Liu Feiyang, Zhang Yulong, Dahlsten Oscar, Wang Fei
Physics, Southern University of Science and Technology (SUSTech), Shenzhen, China.
School of Microelectronics, Southern University of Science and Technology (SUSTech), Nanshan District, Shenzhen, China.
Sci Rep. 2019 Jun 20;9(1):8994. doi: 10.1038/s41598-019-45103-4.

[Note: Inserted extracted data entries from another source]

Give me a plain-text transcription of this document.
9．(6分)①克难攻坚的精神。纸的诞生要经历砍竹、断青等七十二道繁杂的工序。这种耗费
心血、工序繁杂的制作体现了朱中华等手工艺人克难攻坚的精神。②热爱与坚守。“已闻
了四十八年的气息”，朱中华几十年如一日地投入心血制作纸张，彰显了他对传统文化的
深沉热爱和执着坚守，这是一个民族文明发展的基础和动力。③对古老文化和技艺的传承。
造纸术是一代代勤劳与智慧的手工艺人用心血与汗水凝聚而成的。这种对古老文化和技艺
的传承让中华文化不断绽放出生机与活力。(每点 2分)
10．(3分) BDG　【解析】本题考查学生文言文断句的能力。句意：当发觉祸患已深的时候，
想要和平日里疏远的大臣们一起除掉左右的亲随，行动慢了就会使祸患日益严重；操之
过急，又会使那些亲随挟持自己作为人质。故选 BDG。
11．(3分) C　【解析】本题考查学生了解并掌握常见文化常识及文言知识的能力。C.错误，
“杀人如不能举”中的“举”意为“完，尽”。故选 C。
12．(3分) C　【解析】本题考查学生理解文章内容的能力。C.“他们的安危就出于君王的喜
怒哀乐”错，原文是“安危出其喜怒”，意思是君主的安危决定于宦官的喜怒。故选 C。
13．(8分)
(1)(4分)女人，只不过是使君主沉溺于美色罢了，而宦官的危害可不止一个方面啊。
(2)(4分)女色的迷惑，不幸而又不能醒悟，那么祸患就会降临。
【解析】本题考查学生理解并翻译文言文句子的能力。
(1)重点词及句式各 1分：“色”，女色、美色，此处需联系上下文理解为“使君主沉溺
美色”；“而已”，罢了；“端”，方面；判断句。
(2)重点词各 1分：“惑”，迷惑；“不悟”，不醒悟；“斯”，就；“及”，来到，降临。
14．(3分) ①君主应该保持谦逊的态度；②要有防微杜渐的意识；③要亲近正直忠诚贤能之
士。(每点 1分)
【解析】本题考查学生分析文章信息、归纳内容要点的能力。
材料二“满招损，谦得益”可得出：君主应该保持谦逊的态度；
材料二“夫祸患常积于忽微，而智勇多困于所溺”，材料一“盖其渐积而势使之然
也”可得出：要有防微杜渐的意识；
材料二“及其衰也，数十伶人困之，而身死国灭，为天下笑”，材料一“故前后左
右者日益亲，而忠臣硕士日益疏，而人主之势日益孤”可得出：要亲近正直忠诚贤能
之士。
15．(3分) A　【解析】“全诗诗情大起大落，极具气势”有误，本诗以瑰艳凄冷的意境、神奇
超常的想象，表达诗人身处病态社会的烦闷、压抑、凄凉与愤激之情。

We probe the potential for intelligent intervention to enhance the power output of energy harvesters. We investigate general principles and a case study: a bi-resonant piezo electric harvester. We consider intelligent interventions via pre-programmed reversible energy-conserving operations. These include voltage bias flips and voltage phase shifts. These can be used to rectify voltages and to remove destructive interference. We choose the intervention type based on past data, using machine learning techniques. We find that in important parameter regimes the resulting interventions can outperform diode-based intervention, which in contrast has a fundamental minimum power dissipation bound.
我们探究了智能干预提高能量收集器功率输出的潜力。我们研究了一般原理并进行了一个案例分析:一个双共振压电能量收集器。我们考虑通过预编程的可逆节能操作进行智能干预。这些操作包括电压偏置翻转和电压相移。它们可用于整流电压并消除破坏性干扰。我们使用机器学习技术根据过去的数据选择干预类型。我们发现,在重要的参数范围内,所产生的干预效果可能优于基于二极管的干预,相比之下,基于二极管的干预存在基本的最小功耗限制。